Legislative bill overview

Bill LC 185 proposes revising Montana's tax rate structure for non-combustible cigarette products—likely referring to smokeless tobacco, e-cigarettes, or other alternative nicotine delivery systems that aren't traditionally smoked. The bill is still in the drafting phase and has not yet been formally introduced in the legislature, meaning specific tax rate changes have not been publicly detailed.

Why is this important

Tax rates on tobacco and nicotine products directly affect consumer costs, state revenue, and public health outcomes. Changes to tax structures can shift consumption patterns between traditional cigarettes and alternatives, impact state budgets that rely on tobacco tax revenue, and influence whether products become more or less accessible to different income groups.

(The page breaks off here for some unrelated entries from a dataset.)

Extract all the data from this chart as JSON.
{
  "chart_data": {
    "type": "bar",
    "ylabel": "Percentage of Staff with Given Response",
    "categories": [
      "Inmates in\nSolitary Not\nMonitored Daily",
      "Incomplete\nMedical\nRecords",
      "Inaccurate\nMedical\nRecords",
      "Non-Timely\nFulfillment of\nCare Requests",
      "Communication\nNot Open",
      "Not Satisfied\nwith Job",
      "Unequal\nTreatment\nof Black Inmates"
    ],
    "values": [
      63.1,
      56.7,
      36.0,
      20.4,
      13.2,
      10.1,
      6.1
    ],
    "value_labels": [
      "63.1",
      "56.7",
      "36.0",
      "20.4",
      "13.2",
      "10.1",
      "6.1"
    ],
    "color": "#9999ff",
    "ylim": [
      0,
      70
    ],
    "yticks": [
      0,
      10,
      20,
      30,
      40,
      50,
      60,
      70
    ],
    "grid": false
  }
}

Potential points of contention

  • Product definition and scope: Unclear which "non-burned" products are covered (e-cigarettes, chewing tobacco, snus, nicotine pouches), creating ambiguity about regulatory intent and tax incidence
  • Revenue implications: Adjusting taxes on alternative products could increase or decrease state tobacco tax revenue depending on rate direction and elasticity of demand
  • Public health trade-offs: Whether lower taxes incentivize switching from cigarettes (potentially positive) or increase overall nicotine use (potentially negative) remains debated among health experts

Compiled from official sources — confirm details with the bill’s official record.